Will We See Another Defendant Class Soon? 

Although the defendant class is not common, it has been put to use in a variety of contexts that are more commonplace than the Ponzi scheme scenario in Bell. For example, defendant classes have been certified in cases brought by trustees against shareholders in the context of bankruptcy proceedings based on fraudulent transfer of securities or dividends, and in employment benefits cases where a company sues a class of current or former employees for declaratory judgment regarding the company’s E.R.I.S.A. benefits obligations. Defendant classes also have been cited as being used to resolve intellectual property disputes, and in civil rights cases, state constitutional challenges, and suits against labor unions. Recently, plaintiff Lehman Brothers Special Financing, Inc. filed a motion to certify a defendant class in a bankruptcy proceeding contesting the priority of certain noteholders to receive payments ahead of Lehman Brothers. The motion is still pending in the bankruptcy court, Case No. 10-03547 SCC (Bankr. S.D.N.Y.).
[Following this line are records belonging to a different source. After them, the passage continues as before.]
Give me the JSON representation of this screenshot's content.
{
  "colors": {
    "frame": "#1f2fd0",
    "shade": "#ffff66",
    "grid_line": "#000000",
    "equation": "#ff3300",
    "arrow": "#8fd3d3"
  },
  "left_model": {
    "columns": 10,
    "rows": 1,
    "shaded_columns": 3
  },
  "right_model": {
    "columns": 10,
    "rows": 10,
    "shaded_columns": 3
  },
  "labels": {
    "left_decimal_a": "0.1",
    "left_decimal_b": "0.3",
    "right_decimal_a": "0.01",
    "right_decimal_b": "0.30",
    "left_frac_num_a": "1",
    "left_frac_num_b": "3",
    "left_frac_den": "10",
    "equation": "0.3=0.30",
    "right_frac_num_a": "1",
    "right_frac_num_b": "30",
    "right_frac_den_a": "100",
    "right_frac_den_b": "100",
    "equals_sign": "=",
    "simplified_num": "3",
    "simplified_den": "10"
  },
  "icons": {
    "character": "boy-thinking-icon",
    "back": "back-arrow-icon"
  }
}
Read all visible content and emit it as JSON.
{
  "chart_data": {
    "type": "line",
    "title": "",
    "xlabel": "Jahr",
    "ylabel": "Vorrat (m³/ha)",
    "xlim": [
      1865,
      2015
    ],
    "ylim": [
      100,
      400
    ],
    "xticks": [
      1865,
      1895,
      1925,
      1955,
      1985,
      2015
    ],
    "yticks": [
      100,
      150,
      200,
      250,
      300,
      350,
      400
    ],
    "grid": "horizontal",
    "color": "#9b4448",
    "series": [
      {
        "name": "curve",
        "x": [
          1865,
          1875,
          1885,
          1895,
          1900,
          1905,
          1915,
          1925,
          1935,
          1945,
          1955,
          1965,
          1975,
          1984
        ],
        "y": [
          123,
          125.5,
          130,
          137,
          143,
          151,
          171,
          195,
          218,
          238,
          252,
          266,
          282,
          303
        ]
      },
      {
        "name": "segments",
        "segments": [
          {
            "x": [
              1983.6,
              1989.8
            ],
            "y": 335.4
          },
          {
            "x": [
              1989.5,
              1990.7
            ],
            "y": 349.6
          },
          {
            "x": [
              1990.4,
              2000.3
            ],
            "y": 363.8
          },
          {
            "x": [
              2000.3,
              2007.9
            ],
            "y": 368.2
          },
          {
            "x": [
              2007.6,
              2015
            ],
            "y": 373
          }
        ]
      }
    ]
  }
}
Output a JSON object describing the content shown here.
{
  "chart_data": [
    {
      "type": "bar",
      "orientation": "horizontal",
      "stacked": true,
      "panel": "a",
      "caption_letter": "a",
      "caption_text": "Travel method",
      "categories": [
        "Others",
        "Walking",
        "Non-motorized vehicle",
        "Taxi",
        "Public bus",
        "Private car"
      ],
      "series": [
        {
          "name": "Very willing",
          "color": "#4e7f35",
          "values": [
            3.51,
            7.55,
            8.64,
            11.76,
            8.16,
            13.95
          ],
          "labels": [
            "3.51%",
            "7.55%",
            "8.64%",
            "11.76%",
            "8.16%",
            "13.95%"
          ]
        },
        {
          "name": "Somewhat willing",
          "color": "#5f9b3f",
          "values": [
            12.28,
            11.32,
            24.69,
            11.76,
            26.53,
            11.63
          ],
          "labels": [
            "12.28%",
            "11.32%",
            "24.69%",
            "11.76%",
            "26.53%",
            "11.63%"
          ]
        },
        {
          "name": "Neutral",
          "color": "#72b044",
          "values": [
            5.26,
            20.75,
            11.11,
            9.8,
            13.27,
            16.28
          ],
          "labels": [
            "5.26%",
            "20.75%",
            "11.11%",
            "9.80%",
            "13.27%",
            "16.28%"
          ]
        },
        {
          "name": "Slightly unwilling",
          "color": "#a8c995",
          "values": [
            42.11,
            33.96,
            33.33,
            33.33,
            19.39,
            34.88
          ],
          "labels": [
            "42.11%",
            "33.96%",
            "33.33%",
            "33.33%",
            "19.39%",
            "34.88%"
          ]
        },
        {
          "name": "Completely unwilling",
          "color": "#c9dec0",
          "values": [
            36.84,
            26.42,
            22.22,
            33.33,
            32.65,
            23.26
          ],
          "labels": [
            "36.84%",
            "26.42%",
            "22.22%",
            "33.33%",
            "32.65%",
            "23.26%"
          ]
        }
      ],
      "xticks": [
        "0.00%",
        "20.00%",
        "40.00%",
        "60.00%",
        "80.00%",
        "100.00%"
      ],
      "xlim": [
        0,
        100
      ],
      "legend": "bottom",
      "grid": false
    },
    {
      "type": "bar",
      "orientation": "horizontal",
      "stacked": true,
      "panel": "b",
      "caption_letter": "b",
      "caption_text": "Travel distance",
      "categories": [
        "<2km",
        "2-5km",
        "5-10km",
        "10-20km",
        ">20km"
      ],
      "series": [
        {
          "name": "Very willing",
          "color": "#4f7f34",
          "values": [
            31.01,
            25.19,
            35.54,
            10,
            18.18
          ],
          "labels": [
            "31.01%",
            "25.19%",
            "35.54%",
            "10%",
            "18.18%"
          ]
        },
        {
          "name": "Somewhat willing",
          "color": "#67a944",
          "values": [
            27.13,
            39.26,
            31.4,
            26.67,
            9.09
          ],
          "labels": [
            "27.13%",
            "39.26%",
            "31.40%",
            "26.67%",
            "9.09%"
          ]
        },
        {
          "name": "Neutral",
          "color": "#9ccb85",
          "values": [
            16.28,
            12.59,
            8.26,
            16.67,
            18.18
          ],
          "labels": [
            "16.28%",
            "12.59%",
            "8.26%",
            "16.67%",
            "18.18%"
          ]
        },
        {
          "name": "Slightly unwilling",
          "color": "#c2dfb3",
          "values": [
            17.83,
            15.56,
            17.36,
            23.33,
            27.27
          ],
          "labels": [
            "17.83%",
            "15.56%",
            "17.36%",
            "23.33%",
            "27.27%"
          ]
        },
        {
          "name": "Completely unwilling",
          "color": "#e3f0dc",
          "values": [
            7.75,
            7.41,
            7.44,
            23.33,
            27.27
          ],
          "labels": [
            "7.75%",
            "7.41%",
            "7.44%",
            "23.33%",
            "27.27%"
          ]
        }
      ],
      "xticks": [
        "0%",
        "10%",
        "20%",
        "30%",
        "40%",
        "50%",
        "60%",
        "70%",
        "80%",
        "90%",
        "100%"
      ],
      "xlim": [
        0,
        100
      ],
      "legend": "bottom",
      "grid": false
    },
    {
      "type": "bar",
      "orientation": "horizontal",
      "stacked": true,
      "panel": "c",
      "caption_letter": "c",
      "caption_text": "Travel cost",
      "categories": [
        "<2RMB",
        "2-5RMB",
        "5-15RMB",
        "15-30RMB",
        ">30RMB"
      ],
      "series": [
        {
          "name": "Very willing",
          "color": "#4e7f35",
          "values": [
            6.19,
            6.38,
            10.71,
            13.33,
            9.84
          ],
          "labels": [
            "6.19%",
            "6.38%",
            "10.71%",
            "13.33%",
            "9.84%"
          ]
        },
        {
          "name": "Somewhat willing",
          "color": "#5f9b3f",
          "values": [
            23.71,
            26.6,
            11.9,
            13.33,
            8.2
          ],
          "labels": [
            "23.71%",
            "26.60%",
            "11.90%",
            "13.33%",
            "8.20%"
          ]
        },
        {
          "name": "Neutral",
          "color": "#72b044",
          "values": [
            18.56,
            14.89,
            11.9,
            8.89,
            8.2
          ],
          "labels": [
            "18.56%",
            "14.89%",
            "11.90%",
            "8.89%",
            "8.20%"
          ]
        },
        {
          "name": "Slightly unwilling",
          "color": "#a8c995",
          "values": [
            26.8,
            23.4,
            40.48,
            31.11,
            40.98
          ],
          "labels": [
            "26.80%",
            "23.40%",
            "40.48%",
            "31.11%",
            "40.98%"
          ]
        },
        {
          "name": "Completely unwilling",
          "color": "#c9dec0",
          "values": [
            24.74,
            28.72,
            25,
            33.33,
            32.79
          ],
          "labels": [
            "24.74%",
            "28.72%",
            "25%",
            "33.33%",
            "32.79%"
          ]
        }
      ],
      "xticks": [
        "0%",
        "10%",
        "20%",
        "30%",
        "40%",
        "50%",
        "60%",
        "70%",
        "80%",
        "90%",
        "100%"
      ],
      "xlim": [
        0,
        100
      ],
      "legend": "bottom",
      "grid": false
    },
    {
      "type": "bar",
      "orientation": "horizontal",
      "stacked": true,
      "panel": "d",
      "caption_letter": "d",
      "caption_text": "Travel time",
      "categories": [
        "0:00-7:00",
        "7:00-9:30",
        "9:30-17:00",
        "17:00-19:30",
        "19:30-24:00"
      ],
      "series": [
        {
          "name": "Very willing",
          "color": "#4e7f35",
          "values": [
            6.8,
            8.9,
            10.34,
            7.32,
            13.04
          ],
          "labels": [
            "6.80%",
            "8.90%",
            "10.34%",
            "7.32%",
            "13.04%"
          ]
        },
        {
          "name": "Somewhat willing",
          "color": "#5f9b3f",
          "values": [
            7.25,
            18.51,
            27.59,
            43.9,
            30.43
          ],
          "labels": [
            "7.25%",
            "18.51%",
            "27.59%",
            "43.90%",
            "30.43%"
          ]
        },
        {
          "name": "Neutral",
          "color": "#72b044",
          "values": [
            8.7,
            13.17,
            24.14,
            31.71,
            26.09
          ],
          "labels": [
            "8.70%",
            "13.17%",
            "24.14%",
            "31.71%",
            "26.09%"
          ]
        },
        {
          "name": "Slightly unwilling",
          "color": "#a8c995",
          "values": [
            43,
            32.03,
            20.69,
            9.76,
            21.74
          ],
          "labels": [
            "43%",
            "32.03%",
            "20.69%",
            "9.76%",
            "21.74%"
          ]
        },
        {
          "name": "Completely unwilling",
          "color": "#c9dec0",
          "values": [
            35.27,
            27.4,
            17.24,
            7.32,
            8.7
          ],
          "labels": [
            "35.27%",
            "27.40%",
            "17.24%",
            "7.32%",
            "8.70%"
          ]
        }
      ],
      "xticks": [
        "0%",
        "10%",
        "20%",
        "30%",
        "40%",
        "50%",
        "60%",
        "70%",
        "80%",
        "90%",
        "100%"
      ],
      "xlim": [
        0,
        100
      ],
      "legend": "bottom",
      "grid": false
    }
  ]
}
Despite the infrequency of defendant classes, there are many scenarios in which a defendant class might be useful. In consultation with counsel, plaintiff companies should consider whether pursuing certification of a defendant class would serve their interests. They should also be prepared to meet with opposition by defendants, as with any class certification motion, and potentially by the courts. Even though the Bell court was convinced that the defendant class was the only means to resolve that case, another federal court recently denied such a motion, referring to it as “a seldom seen litigating gambit.”